I began considering weight loss surgery. It was a last resort, because weight loss surgery is a major, high-risk operation. Your stomach is cut down drastically so that it holds only 4 oz. of food. Then your intestines are rerouted, making it impossible for you to absorb all the food you eat. Each stitch that is placed to resew your intestines and close up your new tiny pouch of a stomach could cause a potential life-threatening rupture. And going under anesthesia when you’re obese is to risk death.
On November 7, 2006, in tears, I climbed onto that table in the middle of the operating room and closed my eyes, terrified I was going to die.

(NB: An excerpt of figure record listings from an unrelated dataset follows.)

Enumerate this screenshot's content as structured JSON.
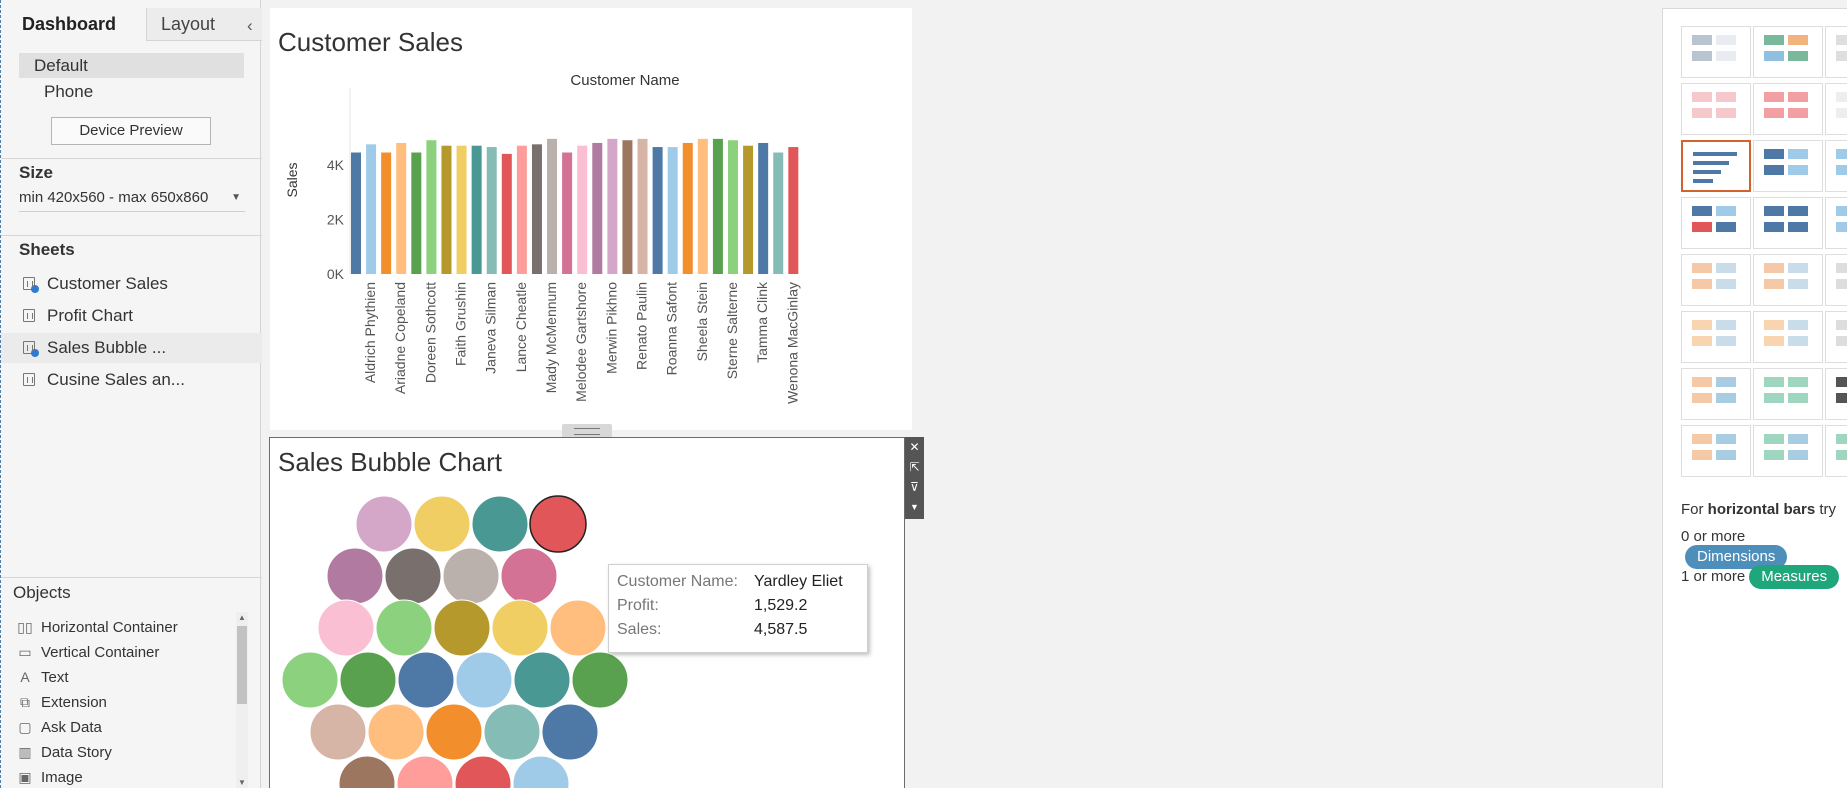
{
  "dashboard_pane": {
    "tabs": [
      {
        "label": "Dashboard"
      },
      {
        "label": "Layout"
      }
    ],
    "collapse_glyph": "‹",
    "device": {
      "items": [
        {
          "label": "Default"
        },
        {
          "label": "Phone"
        }
      ],
      "preview_button": "Device Preview"
    },
    "size": {
      "title": "Size",
      "value": "min 420x560 - max 650x860"
    },
    "sheets": {
      "title": "Sheets",
      "items": [
        {
          "label": "Customer Sales"
        },
        {
          "label": "Profit Chart"
        },
        {
          "label": "Sales Bubble ..."
        },
        {
          "label": "Cusine Sales an..."
        }
      ]
    },
    "objects": {
      "title": "Objects",
      "items": [
        {
          "label": "Horizontal Container",
          "icon": "horizontal-container-icon"
        },
        {
          "label": "Vertical Container",
          "icon": "vertical-container-icon"
        },
        {
          "label": "Text",
          "icon": "text-icon"
        },
        {
          "label": "Extension",
          "icon": "extension-icon"
        },
        {
          "label": "Ask Data",
          "icon": "ask-data-icon"
        },
        {
          "label": "Data Story",
          "icon": "data-story-icon"
        },
        {
          "label": "Image",
          "icon": "image-icon"
        }
      ]
    }
  },
  "customer_sales": {
    "title": "Customer Sales",
    "header_label": "Customer Name",
    "y_label": "Sales",
    "y_ticks": [
      "0K",
      "2K",
      "4K"
    ],
    "visible_x_labels": [
      "Aldrich Phythien",
      "Ariadne Copeland",
      "Doreen Sothcott",
      "Faith Grushin",
      "Janeva Silman",
      "Lance Cheatle",
      "Mady McMennum",
      "Melodee Gartshore",
      "Merwin Pikhno",
      "Renato Paulin",
      "Roanna Safont",
      "Sheela Stein",
      "Sterne Salterne",
      "Tamma Clink",
      "Wenona MacGinlay"
    ]
  },
  "chart_data": [
    {
      "type": "bar",
      "title": "Customer Sales",
      "xlabel": "Customer Name",
      "ylabel": "Sales",
      "ylim": [
        0,
        5000
      ],
      "grid": false,
      "x_tick_labels": [
        "Aldrich Phythien",
        "Ariadne Copeland",
        "Doreen Sothcott",
        "Faith Grushin",
        "Janeva Silman",
        "Lance Cheatle",
        "Mady McMennum",
        "Melodee Gartshore",
        "Merwin Pikhno",
        "Renato Paulin",
        "Roanna Safont",
        "Sheela Stein",
        "Sterne Salterne",
        "Tamma Clink",
        "Wenona MacGinlay"
      ],
      "values": [
        4450,
        4750,
        4450,
        4800,
        4450,
        4900,
        4700,
        4700,
        4700,
        4650,
        4400,
        4700,
        4750,
        4950,
        4450,
        4700,
        4800,
        4950,
        4900,
        4950,
        4650,
        4650,
        4800,
        4950,
        4950,
        4900,
        4700,
        4800,
        4450,
        4650
      ],
      "colors": [
        "#4e79a7",
        "#a0cbe8",
        "#f28e2b",
        "#ffbe7d",
        "#59a14f",
        "#8cd17d",
        "#b6992d",
        "#f1ce63",
        "#499894",
        "#86bcb6",
        "#e15759",
        "#ff9d9a",
        "#79706e",
        "#bab0ac",
        "#d37295",
        "#fabfd2",
        "#b07aa1",
        "#d4a6c8",
        "#9d7660",
        "#d7b5a6",
        "#4e79a7",
        "#a0cbe8",
        "#f28e2b",
        "#ffbe7d",
        "#59a14f",
        "#8cd17d",
        "#b6992d",
        "#4e79a7",
        "#86bcb6",
        "#e15759"
      ]
    },
    {
      "type": "scatter",
      "title": "Sales Bubble Chart",
      "bubble_colors": [
        [
          "#d4a6c8",
          "#f1ce63",
          "#499894",
          "#e15759"
        ],
        [
          "#b07aa1",
          "#79706e",
          "#bab0ac",
          "#d37295"
        ],
        [
          "#fabfd2",
          "#8cd17d",
          "#b6992d",
          "#f1ce63",
          "#ffbe7d"
        ],
        [
          "#8cd17d",
          "#59a14f",
          "#4e79a7",
          "#a0cbe8",
          "#499894",
          "#59a14f"
        ],
        [
          "#d7b5a6",
          "#ffbe7d",
          "#f28e2b",
          "#86bcb6",
          "#4e79a7"
        ],
        [
          "#9d7660",
          "#ff9d9a",
          "#e15759",
          "#a0cbe8"
        ]
      ],
      "highlighted": "Yardley Eliet"
    }
  ],
  "bubble": {
    "title": "Sales Bubble Chart",
    "tooltip": {
      "rows": [
        {
          "key": "Customer Name:",
          "value": "Yardley Eliet"
        },
        {
          "key": "Profit:",
          "value": "1,529.2"
        },
        {
          "key": "Sales:",
          "value": "4,587.5"
        }
      ]
    },
    "toolbar": [
      "close-icon",
      "open-icon",
      "filter-icon",
      "more-icon"
    ]
  },
  "show_me": {
    "hint_prefix": "For ",
    "hint_bold": "horizontal bars",
    "hint_suffix": " try",
    "dimensions": {
      "prefix": "0 or more",
      "pill": "Dimensions",
      "color": "#4d8fba"
    },
    "measures": {
      "prefix": "1 or more",
      "pill": "Measures",
      "color": "#1fa67a"
    },
    "selected_thumb": "horizontal-bars",
    "accent": "#d4622d"
  }
}
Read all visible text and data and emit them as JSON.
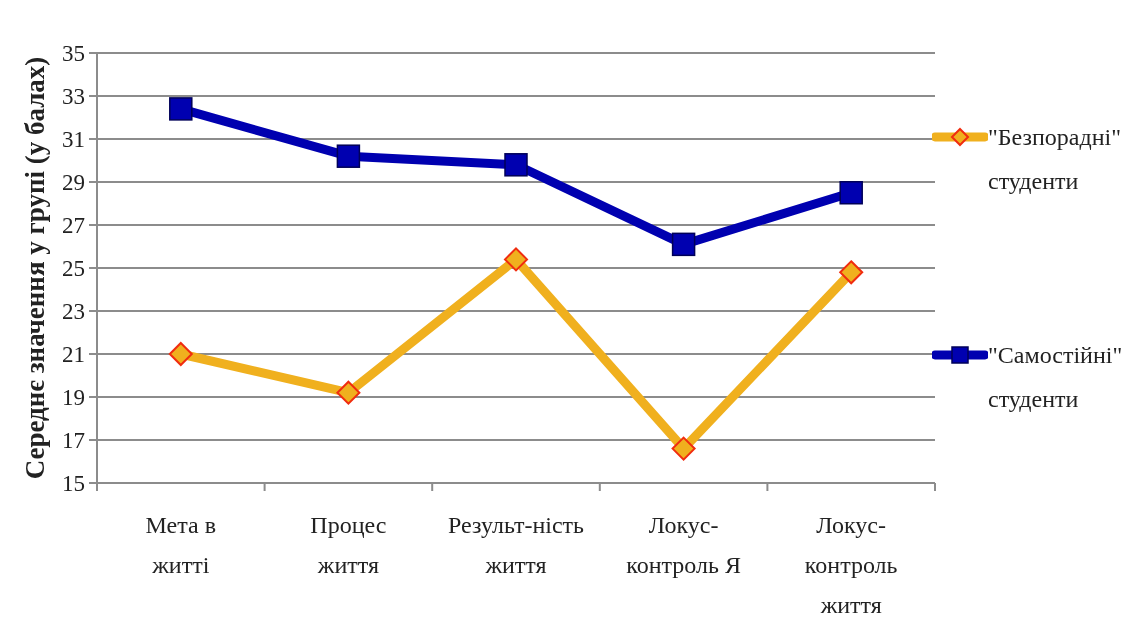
{
  "chart_data": {
    "type": "line",
    "ylabel": "Середнє значення у групі (у балах)",
    "categories": [
      "Мета в житті",
      "Процес життя",
      "Результ-ність життя",
      "Локус-контроль Я",
      "Локус-контроль життя"
    ],
    "series": [
      {
        "name": "\"Безпорадні\" студенти",
        "color": "#f0b01e",
        "marker": "diamond",
        "values": [
          21.0,
          19.2,
          25.4,
          16.6,
          24.8
        ]
      },
      {
        "name": "\"Самостійні\" студенти",
        "color": "#0000b0",
        "marker": "square",
        "values": [
          32.4,
          30.2,
          29.8,
          26.1,
          28.5
        ]
      }
    ],
    "ylim": [
      15,
      35
    ],
    "yticks": [
      15,
      17,
      19,
      21,
      23,
      25,
      27,
      29,
      31,
      33,
      35
    ],
    "grid": "y",
    "legend": "right",
    "line_style": "solid"
  }
}
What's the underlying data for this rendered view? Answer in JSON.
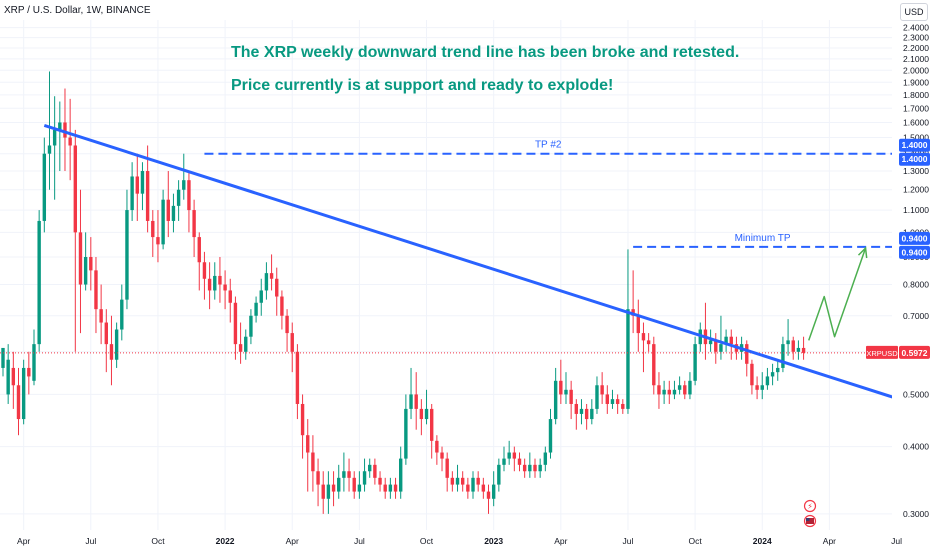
{
  "header": {
    "symbol_title": "XRP / U.S. Dollar, 1W, BINANCE"
  },
  "annotations": {
    "line1": "The XRP weekly downward trend line has been broke and retested.",
    "line2": "Price currently is at support and ready to explode!"
  },
  "currency_button": "USD",
  "colors": {
    "up": "#089981",
    "down": "#f23645",
    "trendline": "#2962ff",
    "annotation": "#089981",
    "arrow": "#4caf50",
    "last_price": "#f23645"
  },
  "chart_data": {
    "type": "candlestick",
    "title": "XRP / U.S. Dollar, 1W, BINANCE",
    "y_scale": "log",
    "ylim": [
      0.28,
      2.48
    ],
    "y_ticks": [
      "2.4000",
      "2.3000",
      "2.2000",
      "2.1000",
      "2.0000",
      "1.9000",
      "1.8000",
      "1.7000",
      "1.6000",
      "1.5000",
      "1.4000",
      "1.3000",
      "1.2000",
      "1.1000",
      "1.0000",
      "0.9000",
      "0.8000",
      "0.7000",
      "0.6000",
      "0.5000",
      "0.4000",
      "0.3000"
    ],
    "x_ticks": [
      "Apr",
      "Jul",
      "Oct",
      "2022",
      "Apr",
      "Jul",
      "Oct",
      "2023",
      "Apr",
      "Jul",
      "Oct",
      "2024",
      "Apr",
      "Jul"
    ],
    "x_range_weeks": [
      0,
      168
    ],
    "x_tick_weeks": [
      4,
      17,
      30,
      43,
      56,
      69,
      82,
      95,
      108,
      121,
      134,
      147,
      160,
      173
    ],
    "trendline": {
      "start_week": 8,
      "start_price": 1.58,
      "end_week": 177,
      "end_price": 0.478
    },
    "levels": [
      {
        "label": "TP #2",
        "price": 1.4,
        "start_week": 39,
        "price_label": "1.4000",
        "axis_label": "1.4000"
      },
      {
        "label": "Minimum TP",
        "price": 0.94,
        "start_week": 122,
        "price_label": "0.9400",
        "axis_label": "0.9400"
      }
    ],
    "last_price": {
      "symbol": "XRPUSD",
      "value": "0.5972",
      "price": 0.5972
    },
    "projection_arrow": {
      "points_week_price": [
        [
          156,
          0.63
        ],
        [
          159,
          0.76
        ],
        [
          161,
          0.64
        ],
        [
          167,
          0.935
        ]
      ]
    },
    "candles": [
      [
        0.56,
        0.61,
        0.58,
        0.54
      ],
      [
        0.5,
        0.58,
        0.62,
        0.48
      ],
      [
        0.56,
        0.52,
        0.6,
        0.47
      ],
      [
        0.52,
        0.45,
        0.56,
        0.42
      ],
      [
        0.45,
        0.56,
        0.58,
        0.44
      ],
      [
        0.56,
        0.54,
        0.6,
        0.5
      ],
      [
        0.53,
        0.62,
        0.66,
        0.52
      ],
      [
        0.62,
        1.05,
        1.1,
        0.6
      ],
      [
        1.05,
        1.4,
        1.5,
        1.0
      ],
      [
        1.4,
        1.45,
        1.99,
        1.2
      ],
      [
        1.45,
        1.55,
        1.79,
        1.15
      ],
      [
        1.55,
        1.6,
        1.75,
        1.3
      ],
      [
        1.6,
        1.5,
        1.85,
        1.3
      ],
      [
        1.5,
        1.45,
        1.77,
        1.25
      ],
      [
        1.45,
        1.0,
        1.55,
        0.6
      ],
      [
        1.0,
        0.8,
        1.2,
        0.65
      ],
      [
        0.8,
        0.9,
        1.0,
        0.78
      ],
      [
        0.9,
        0.85,
        0.98,
        0.78
      ],
      [
        0.85,
        0.72,
        0.9,
        0.65
      ],
      [
        0.72,
        0.68,
        0.8,
        0.62
      ],
      [
        0.68,
        0.62,
        0.72,
        0.55
      ],
      [
        0.62,
        0.58,
        0.7,
        0.52
      ],
      [
        0.58,
        0.66,
        0.68,
        0.56
      ],
      [
        0.66,
        0.75,
        0.8,
        0.63
      ],
      [
        0.75,
        1.1,
        1.2,
        0.72
      ],
      [
        1.1,
        1.27,
        1.35,
        1.05
      ],
      [
        1.27,
        1.18,
        1.4,
        1.05
      ],
      [
        1.18,
        1.3,
        1.35,
        1.1
      ],
      [
        1.3,
        1.05,
        1.45,
        1.0
      ],
      [
        1.05,
        0.98,
        1.1,
        0.9
      ],
      [
        0.98,
        0.95,
        1.1,
        0.88
      ],
      [
        0.95,
        1.15,
        1.2,
        0.93
      ],
      [
        1.15,
        1.05,
        1.3,
        0.98
      ],
      [
        1.05,
        1.12,
        1.18,
        1.0
      ],
      [
        1.12,
        1.2,
        1.25,
        1.05
      ],
      [
        1.2,
        1.25,
        1.4,
        1.15
      ],
      [
        1.25,
        1.1,
        1.3,
        1.0
      ],
      [
        1.1,
        0.98,
        1.15,
        0.9
      ],
      [
        0.98,
        0.88,
        1.0,
        0.78
      ],
      [
        0.88,
        0.82,
        0.92,
        0.75
      ],
      [
        0.82,
        0.78,
        0.88,
        0.72
      ],
      [
        0.78,
        0.83,
        0.88,
        0.75
      ],
      [
        0.83,
        0.8,
        0.9,
        0.74
      ],
      [
        0.8,
        0.78,
        0.85,
        0.72
      ],
      [
        0.78,
        0.74,
        0.82,
        0.68
      ],
      [
        0.74,
        0.62,
        0.76,
        0.58
      ],
      [
        0.62,
        0.6,
        0.68,
        0.57
      ],
      [
        0.6,
        0.64,
        0.66,
        0.58
      ],
      [
        0.64,
        0.7,
        0.72,
        0.62
      ],
      [
        0.7,
        0.74,
        0.76,
        0.68
      ],
      [
        0.74,
        0.78,
        0.82,
        0.7
      ],
      [
        0.78,
        0.84,
        0.88,
        0.75
      ],
      [
        0.84,
        0.82,
        0.91,
        0.78
      ],
      [
        0.82,
        0.76,
        0.86,
        0.7
      ],
      [
        0.76,
        0.7,
        0.78,
        0.66
      ],
      [
        0.7,
        0.65,
        0.72,
        0.6
      ],
      [
        0.65,
        0.6,
        0.68,
        0.55
      ],
      [
        0.6,
        0.48,
        0.62,
        0.45
      ],
      [
        0.48,
        0.42,
        0.5,
        0.38
      ],
      [
        0.42,
        0.39,
        0.45,
        0.33
      ],
      [
        0.39,
        0.36,
        0.42,
        0.33
      ],
      [
        0.36,
        0.34,
        0.38,
        0.31
      ],
      [
        0.34,
        0.32,
        0.36,
        0.3
      ],
      [
        0.32,
        0.34,
        0.36,
        0.3
      ],
      [
        0.34,
        0.33,
        0.36,
        0.31
      ],
      [
        0.33,
        0.35,
        0.37,
        0.32
      ],
      [
        0.35,
        0.36,
        0.39,
        0.33
      ],
      [
        0.36,
        0.35,
        0.38,
        0.33
      ],
      [
        0.35,
        0.33,
        0.36,
        0.32
      ],
      [
        0.33,
        0.34,
        0.36,
        0.32
      ],
      [
        0.34,
        0.36,
        0.38,
        0.33
      ],
      [
        0.36,
        0.37,
        0.38,
        0.35
      ],
      [
        0.37,
        0.35,
        0.38,
        0.34
      ],
      [
        0.35,
        0.34,
        0.36,
        0.33
      ],
      [
        0.34,
        0.33,
        0.35,
        0.32
      ],
      [
        0.33,
        0.34,
        0.35,
        0.32
      ],
      [
        0.34,
        0.33,
        0.35,
        0.32
      ],
      [
        0.33,
        0.38,
        0.4,
        0.32
      ],
      [
        0.38,
        0.47,
        0.5,
        0.37
      ],
      [
        0.47,
        0.5,
        0.56,
        0.45
      ],
      [
        0.5,
        0.47,
        0.55,
        0.43
      ],
      [
        0.47,
        0.45,
        0.49,
        0.42
      ],
      [
        0.45,
        0.47,
        0.51,
        0.44
      ],
      [
        0.47,
        0.41,
        0.48,
        0.38
      ],
      [
        0.41,
        0.39,
        0.42,
        0.37
      ],
      [
        0.39,
        0.38,
        0.4,
        0.36
      ],
      [
        0.38,
        0.35,
        0.39,
        0.33
      ],
      [
        0.35,
        0.34,
        0.36,
        0.33
      ],
      [
        0.34,
        0.35,
        0.37,
        0.33
      ],
      [
        0.35,
        0.34,
        0.36,
        0.33
      ],
      [
        0.34,
        0.33,
        0.35,
        0.32
      ],
      [
        0.33,
        0.35,
        0.36,
        0.32
      ],
      [
        0.35,
        0.34,
        0.36,
        0.33
      ],
      [
        0.34,
        0.33,
        0.35,
        0.32
      ],
      [
        0.33,
        0.32,
        0.34,
        0.3
      ],
      [
        0.32,
        0.34,
        0.36,
        0.31
      ],
      [
        0.34,
        0.37,
        0.38,
        0.33
      ],
      [
        0.37,
        0.38,
        0.4,
        0.36
      ],
      [
        0.38,
        0.39,
        0.41,
        0.37
      ],
      [
        0.39,
        0.38,
        0.4,
        0.36
      ],
      [
        0.38,
        0.37,
        0.39,
        0.36
      ],
      [
        0.37,
        0.36,
        0.38,
        0.35
      ],
      [
        0.36,
        0.37,
        0.39,
        0.35
      ],
      [
        0.37,
        0.36,
        0.38,
        0.35
      ],
      [
        0.36,
        0.37,
        0.38,
        0.35
      ],
      [
        0.37,
        0.39,
        0.4,
        0.36
      ],
      [
        0.39,
        0.45,
        0.47,
        0.38
      ],
      [
        0.45,
        0.53,
        0.56,
        0.44
      ],
      [
        0.53,
        0.5,
        0.58,
        0.48
      ],
      [
        0.5,
        0.51,
        0.55,
        0.48
      ],
      [
        0.51,
        0.48,
        0.53,
        0.45
      ],
      [
        0.48,
        0.46,
        0.49,
        0.43
      ],
      [
        0.46,
        0.47,
        0.49,
        0.44
      ],
      [
        0.47,
        0.45,
        0.48,
        0.43
      ],
      [
        0.45,
        0.47,
        0.49,
        0.44
      ],
      [
        0.47,
        0.52,
        0.54,
        0.46
      ],
      [
        0.52,
        0.5,
        0.55,
        0.48
      ],
      [
        0.5,
        0.48,
        0.52,
        0.46
      ],
      [
        0.48,
        0.49,
        0.51,
        0.47
      ],
      [
        0.49,
        0.48,
        0.5,
        0.46
      ],
      [
        0.48,
        0.47,
        0.49,
        0.46
      ],
      [
        0.47,
        0.72,
        0.93,
        0.46
      ],
      [
        0.72,
        0.7,
        0.85,
        0.65
      ],
      [
        0.7,
        0.65,
        0.75,
        0.6
      ],
      [
        0.65,
        0.63,
        0.68,
        0.55
      ],
      [
        0.63,
        0.62,
        0.65,
        0.6
      ],
      [
        0.62,
        0.52,
        0.64,
        0.5
      ],
      [
        0.52,
        0.5,
        0.55,
        0.47
      ],
      [
        0.5,
        0.51,
        0.53,
        0.48
      ],
      [
        0.51,
        0.5,
        0.53,
        0.48
      ],
      [
        0.5,
        0.51,
        0.53,
        0.49
      ],
      [
        0.51,
        0.52,
        0.54,
        0.5
      ],
      [
        0.52,
        0.5,
        0.53,
        0.49
      ],
      [
        0.5,
        0.53,
        0.55,
        0.49
      ],
      [
        0.53,
        0.62,
        0.64,
        0.52
      ],
      [
        0.62,
        0.66,
        0.68,
        0.6
      ],
      [
        0.66,
        0.62,
        0.74,
        0.58
      ],
      [
        0.62,
        0.63,
        0.66,
        0.6
      ],
      [
        0.63,
        0.6,
        0.65,
        0.57
      ],
      [
        0.6,
        0.62,
        0.7,
        0.58
      ],
      [
        0.62,
        0.64,
        0.66,
        0.6
      ],
      [
        0.64,
        0.62,
        0.66,
        0.58
      ],
      [
        0.62,
        0.6,
        0.64,
        0.58
      ],
      [
        0.6,
        0.62,
        0.64,
        0.58
      ],
      [
        0.62,
        0.57,
        0.63,
        0.54
      ],
      [
        0.57,
        0.52,
        0.58,
        0.5
      ],
      [
        0.52,
        0.51,
        0.54,
        0.49
      ],
      [
        0.51,
        0.52,
        0.55,
        0.49
      ],
      [
        0.52,
        0.54,
        0.56,
        0.51
      ],
      [
        0.54,
        0.55,
        0.57,
        0.52
      ],
      [
        0.55,
        0.56,
        0.58,
        0.53
      ],
      [
        0.56,
        0.62,
        0.64,
        0.55
      ],
      [
        0.62,
        0.63,
        0.69,
        0.59
      ],
      [
        0.63,
        0.6,
        0.64,
        0.58
      ],
      [
        0.6,
        0.61,
        0.63,
        0.58
      ],
      [
        0.61,
        0.5972,
        0.64,
        0.58
      ]
    ]
  }
}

Five months later, I’m 86 pounds lighter, and no longer at risk for heart disease or the diabetes that plagues my mother. When they opened me up, I was a size 28W, and now, I can step out of those without unbuttoning or unzipping them. I now fit into misses sizes at Old Navy (I burst into tears in the dressing room when that happened). I can breathe again–I’m walking, riding my bike and training for a 5K. The weight keeps dropping off week after week, and when I dress myself, I hardly recognize the contours of my body under my hands. As I get thinner, I’m becoming a stranger to myself.
Right now you’re cheering for me, aren’t you? Yes, it’s wonderful that I’ve lost so much weight, and fabulous that someday I’ll be thin. But I will tell you this: When someone at work, or one of my acquaintances tells me how extra-super-awesome I look, I usually want to tell them to fuck off.
See, every single thing that I am is a result of living my entire life as a fat girl. I’m funny, independent, fierce and strong, a reader and a writer–all because I grew up fat. I love how I turned out and even though it’s been terribly hard, I wouldn’t change a single, solitary damn thing. But now, I’m changing. And it feels like I’m undoing all the work I did to become comfortable with myself, my body, my life. I’m losing weight so quickly, and it does feel wonderful. But it also feels like I’m turning my back on everything I am.
Right now I’m thrilled, manic, a little freaked out and a little fucked up. My body is a work in progress. You? You now get to come along for the ride.